Frozen fractals all around? London Met’s Dr Sue Bailey helps you let it go
Dr Sue Bailey, Senior Lecturer in Food Nutrition and Consumer Science at London Metropolitan University featured in Channel 4’s acclaimed series Food Unwrapped discussing the effects of re-freezing food.
Food Unwrapped is an original series, now in its sixth season which investigates the science behind the food we eat.
For episode three, the team were investigating why the texture of ice cream changes over time. Newly bought ice cream presents a smooth and creamy texture whereas tubs which have been stored for a few weeks tend to feel grittier. Presenter Kate Quilton was on the case to find out why.
Speaking to manufacturers, Kate found that they were able to create ice cream with minute ice crystals, undetectable to the human tongue but once the ice cream was taken home and used the texture of the food changed dramatically.
Dr Sue Bailey was on hand to analyse newly bought ice cream, assessing at a molecular level the difference in size of crystals compared to a tub bought and defrosted and refrozen over a few weeks.
Ice crystals in ice cream fresh from the supermarket were found to be around 50 microns wide, equivalent to 0.05mm, the width of half a human hair. These ice crystals create the smooth creamy texture ice cream is famed for.
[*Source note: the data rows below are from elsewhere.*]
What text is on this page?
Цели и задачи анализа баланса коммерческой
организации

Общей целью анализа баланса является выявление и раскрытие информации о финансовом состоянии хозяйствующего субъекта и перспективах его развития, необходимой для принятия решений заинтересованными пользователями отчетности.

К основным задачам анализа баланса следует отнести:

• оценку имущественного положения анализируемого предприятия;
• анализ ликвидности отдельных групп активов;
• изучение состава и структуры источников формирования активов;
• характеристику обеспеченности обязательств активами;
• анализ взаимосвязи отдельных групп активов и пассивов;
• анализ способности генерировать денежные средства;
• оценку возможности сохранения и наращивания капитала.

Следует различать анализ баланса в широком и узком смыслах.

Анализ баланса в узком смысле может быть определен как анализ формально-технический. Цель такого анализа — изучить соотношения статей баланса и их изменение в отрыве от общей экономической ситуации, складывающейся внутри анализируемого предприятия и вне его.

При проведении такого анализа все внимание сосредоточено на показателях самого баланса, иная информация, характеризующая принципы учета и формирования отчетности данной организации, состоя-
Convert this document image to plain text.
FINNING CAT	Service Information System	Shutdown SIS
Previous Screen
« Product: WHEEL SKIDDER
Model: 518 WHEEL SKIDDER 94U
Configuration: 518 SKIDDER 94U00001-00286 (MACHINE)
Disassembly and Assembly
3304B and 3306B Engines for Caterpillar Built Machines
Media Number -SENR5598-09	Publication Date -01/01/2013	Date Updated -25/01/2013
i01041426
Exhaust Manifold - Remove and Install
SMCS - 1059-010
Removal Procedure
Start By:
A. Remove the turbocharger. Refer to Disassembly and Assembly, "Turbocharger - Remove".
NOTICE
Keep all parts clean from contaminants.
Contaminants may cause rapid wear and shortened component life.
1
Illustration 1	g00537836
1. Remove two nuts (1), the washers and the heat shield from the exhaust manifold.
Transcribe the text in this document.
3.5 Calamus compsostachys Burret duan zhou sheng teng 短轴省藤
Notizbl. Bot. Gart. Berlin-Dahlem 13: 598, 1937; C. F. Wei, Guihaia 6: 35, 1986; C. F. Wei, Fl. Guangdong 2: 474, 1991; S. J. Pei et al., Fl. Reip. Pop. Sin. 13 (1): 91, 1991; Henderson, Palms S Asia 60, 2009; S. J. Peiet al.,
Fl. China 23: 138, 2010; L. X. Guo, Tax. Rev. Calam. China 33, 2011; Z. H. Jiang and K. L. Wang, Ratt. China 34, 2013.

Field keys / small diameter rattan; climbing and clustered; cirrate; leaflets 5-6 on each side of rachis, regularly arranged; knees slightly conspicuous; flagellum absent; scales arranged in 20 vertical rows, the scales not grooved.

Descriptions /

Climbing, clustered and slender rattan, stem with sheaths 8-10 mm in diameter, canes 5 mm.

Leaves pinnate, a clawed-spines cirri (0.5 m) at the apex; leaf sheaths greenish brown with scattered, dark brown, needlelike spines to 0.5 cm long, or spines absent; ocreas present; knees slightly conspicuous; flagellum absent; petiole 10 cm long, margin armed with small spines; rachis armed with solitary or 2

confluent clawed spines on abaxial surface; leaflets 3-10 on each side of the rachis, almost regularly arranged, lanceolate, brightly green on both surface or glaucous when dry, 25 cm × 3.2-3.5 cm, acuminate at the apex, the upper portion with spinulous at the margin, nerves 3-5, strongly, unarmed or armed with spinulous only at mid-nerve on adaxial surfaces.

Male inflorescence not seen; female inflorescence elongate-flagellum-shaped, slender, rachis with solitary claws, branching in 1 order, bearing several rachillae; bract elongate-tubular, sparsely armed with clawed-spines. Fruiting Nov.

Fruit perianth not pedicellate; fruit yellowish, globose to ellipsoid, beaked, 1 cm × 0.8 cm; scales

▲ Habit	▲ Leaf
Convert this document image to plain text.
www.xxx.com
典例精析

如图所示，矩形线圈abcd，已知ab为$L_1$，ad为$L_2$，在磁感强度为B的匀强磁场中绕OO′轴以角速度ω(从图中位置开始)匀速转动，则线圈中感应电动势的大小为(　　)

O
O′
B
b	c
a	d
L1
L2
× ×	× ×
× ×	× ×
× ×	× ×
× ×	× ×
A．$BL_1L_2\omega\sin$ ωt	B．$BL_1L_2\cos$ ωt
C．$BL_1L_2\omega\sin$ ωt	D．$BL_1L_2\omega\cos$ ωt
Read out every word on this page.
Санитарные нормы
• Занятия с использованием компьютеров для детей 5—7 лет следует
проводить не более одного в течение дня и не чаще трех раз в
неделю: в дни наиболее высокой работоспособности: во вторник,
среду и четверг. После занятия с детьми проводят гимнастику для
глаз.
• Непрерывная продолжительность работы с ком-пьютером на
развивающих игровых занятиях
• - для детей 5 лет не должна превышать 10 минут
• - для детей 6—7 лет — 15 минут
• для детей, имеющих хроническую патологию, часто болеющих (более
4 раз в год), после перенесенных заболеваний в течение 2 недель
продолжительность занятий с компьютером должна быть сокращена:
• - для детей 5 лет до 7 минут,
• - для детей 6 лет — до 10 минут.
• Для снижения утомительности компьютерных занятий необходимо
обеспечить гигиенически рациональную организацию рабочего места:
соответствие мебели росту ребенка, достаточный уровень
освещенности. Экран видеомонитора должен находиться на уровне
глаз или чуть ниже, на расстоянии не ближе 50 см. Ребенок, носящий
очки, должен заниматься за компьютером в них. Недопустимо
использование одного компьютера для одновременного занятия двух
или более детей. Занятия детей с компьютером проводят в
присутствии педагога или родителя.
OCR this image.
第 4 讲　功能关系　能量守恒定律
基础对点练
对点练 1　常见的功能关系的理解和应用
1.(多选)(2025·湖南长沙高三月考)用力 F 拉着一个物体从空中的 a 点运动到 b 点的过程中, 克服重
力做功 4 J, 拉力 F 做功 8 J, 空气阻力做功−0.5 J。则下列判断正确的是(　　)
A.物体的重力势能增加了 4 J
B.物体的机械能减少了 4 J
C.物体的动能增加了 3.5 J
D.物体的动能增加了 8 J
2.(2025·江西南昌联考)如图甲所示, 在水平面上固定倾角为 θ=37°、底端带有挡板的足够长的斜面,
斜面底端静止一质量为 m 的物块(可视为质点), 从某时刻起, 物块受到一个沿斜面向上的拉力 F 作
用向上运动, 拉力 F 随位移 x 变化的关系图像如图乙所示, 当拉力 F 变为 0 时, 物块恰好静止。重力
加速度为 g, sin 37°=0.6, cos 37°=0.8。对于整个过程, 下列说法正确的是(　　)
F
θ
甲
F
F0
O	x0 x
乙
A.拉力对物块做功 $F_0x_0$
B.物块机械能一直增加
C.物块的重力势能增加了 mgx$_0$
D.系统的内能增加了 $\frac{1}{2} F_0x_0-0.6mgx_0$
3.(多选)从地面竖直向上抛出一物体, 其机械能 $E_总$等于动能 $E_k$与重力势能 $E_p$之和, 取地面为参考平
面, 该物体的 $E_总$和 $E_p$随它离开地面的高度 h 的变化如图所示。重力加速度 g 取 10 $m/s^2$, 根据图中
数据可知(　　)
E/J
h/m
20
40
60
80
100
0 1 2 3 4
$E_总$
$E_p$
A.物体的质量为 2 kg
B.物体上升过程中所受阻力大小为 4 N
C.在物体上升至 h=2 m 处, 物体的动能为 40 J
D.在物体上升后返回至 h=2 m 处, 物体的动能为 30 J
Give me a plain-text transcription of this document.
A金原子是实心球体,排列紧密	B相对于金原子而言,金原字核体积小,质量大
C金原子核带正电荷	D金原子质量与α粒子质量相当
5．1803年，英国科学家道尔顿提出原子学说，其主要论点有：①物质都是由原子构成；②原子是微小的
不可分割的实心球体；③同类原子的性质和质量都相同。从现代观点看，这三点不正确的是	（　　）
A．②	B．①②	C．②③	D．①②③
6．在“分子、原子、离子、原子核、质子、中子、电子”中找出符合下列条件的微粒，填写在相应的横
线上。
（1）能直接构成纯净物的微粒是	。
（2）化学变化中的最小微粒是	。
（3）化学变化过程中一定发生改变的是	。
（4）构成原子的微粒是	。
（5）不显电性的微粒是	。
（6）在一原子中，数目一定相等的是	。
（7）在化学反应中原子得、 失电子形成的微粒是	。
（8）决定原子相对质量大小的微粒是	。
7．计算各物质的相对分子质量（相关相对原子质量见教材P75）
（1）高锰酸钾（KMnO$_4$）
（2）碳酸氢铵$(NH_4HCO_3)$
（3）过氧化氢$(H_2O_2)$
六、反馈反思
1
The second sample tested, the ice cream which had been stored in a home freezer for several weeks, displayed very large crystals, “because this ice cream has been subjected to thermal heat shock” explained Dr Bailey.
“This means that when you put it in your freezer at home, take it out, give it to your family, put it back in the freezer, take it out, what will start happening is the water that has defrosted cannot create any new ice crystals.
“It has to actually join to form a much larger ice crystal around the crystals that are already there, and that’s what gives you a gritty mouth feel.”
And the best way to avoid this gritty texture? Keep your ice cream in the freezer!